Imagining the Geography of Software

I’ve noticed that the dimension of space has certain emergent properties. Humanity has spent thousands of years learning to utilize them in the physical world.

Cyberspace inherently has the same properties, but we have yet to take advantage of them.

The Properties of Space

Containment. Space is a container filled with information. In physical space that information is matter: every object, person, and place occupies a position, and to exist is to be located somewhere within space. In virtual space, that information takes the form of bits.

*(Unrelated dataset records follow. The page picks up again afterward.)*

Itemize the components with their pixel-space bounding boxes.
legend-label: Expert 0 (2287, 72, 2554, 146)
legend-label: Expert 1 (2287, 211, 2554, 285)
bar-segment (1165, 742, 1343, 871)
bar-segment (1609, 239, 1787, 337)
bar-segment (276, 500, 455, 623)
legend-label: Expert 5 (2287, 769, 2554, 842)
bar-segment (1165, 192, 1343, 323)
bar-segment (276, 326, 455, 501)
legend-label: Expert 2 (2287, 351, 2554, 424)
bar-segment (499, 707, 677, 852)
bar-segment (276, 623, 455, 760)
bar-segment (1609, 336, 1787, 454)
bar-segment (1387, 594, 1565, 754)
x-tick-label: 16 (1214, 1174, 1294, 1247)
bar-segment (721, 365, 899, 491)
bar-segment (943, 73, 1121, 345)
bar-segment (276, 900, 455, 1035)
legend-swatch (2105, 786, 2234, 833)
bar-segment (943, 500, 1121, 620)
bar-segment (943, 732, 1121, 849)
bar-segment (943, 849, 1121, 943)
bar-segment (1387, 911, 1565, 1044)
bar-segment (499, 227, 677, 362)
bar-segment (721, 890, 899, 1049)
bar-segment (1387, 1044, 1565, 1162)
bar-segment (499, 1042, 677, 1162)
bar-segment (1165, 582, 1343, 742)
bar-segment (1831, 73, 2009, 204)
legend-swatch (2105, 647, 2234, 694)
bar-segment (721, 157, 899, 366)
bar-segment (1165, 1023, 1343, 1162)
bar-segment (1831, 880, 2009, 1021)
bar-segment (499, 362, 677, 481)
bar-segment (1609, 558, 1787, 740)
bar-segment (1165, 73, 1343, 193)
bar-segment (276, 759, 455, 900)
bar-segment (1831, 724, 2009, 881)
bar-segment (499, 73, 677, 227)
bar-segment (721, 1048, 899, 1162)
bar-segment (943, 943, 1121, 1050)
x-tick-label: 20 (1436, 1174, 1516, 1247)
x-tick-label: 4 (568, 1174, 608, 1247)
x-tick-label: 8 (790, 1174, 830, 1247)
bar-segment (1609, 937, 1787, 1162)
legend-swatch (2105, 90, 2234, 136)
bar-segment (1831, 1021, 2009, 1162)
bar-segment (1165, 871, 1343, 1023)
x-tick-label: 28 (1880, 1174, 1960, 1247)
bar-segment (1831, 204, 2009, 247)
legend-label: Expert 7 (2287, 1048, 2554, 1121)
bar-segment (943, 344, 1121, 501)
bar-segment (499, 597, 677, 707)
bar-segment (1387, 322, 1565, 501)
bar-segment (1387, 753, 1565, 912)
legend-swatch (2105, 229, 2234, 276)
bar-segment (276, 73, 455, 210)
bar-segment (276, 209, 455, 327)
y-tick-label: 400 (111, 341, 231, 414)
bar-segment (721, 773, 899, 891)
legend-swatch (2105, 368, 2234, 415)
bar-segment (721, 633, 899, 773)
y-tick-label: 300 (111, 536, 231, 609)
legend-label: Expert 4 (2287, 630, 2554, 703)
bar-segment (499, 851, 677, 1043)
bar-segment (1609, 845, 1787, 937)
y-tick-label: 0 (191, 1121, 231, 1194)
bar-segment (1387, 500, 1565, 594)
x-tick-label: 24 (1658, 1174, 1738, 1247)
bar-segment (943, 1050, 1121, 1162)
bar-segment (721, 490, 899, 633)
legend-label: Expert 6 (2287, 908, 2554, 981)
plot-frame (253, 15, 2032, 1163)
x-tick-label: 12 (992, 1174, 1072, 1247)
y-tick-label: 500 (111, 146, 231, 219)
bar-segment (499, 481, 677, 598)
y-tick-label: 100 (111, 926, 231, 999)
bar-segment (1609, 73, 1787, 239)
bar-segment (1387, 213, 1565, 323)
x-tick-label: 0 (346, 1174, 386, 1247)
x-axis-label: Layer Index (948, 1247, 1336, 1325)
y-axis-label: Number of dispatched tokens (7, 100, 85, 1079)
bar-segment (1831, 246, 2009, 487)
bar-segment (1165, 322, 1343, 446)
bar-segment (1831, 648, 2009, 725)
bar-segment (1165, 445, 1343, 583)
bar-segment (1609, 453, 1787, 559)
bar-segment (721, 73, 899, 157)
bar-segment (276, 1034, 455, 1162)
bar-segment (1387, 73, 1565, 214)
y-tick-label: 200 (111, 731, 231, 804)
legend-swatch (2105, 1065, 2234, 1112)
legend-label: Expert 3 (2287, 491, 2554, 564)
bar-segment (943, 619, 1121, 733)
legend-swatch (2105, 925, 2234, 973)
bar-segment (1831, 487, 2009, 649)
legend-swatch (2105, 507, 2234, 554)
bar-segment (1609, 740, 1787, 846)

Boundary. Let it be clear that a boundary is a mental construct. A sentient mind classifies one region as distinct from another and draws a line between them. That line exists only in thought. Still, it distorts how we perceive the space, and thus the space itself. The mind reshapes the world it inhabits.

Place. Draw a boundary that fully encloses a subset of the container, and you establish a place: a region of space treated as a single object. A place has a unique identity. It is a thing, a labeled container. It can hold anything: a single bit, a folder, an entire world.

Distance. The separation between two places. Traversing it takes time and energy proportional to the gap. Distance can be harnessed. We place what we want to avoid far away, so reaching it takes deliberate effort, and keep close what we want to live among, so interaction is effortless.

Paths. Between any two places there are many paths, both linear and nonlinear. We can choose which to take, and we can create new paths or reshape the ones that already exist.

If the Internet Were Physical

You spawn in a blank white new tab room, state what you want, and are teleported to a grey walled hallway with fluorescent lights. Every door is marked at eye level by underlined blue text. Ads on the walls. A little corporate gemini robot rolls up and tells you things, fluent, polite, and impersonal.

Or a suburban main street. Billboards, signage, drive-thrus, everything along it fighting for your attention and your money, and not a single place to call your own.

Yes, there are many wonderful rooms and storefronts. But we spend our lives in the corridors and the parking lots.

If Our World Were Digital

You spawn at home, in a room you designed for your morning routine. Music is playing. The other rooms hold what you have gathered over the years, arranged the way you wanted.

Your mind resides here, in this digital place. Paths lead out to other places, each curated and kept by someone, and you follow the ones that fit what you came to do or discover.

Those places are built by communities, shared and sold and traded among them. Your kids live in worlds of their own, your parents in theirs.

Space has always shaped the people inside it. We can choose to build a digital world that harnesses the properties of space, so each person grows toward who they want to become.

Geography Beyond the Office

The urban planning of modern cyberspace is analogous to that of a sprawling corporate park in suburbia wherein diversity is minimal.

But cyberspace is a container, and containers can hold anything. So far we have built one place, the office where everyone goes for everything. The space behind the screen is infinite, ready to hold a diverse geography of interfaces and experiences, should we choose to build them.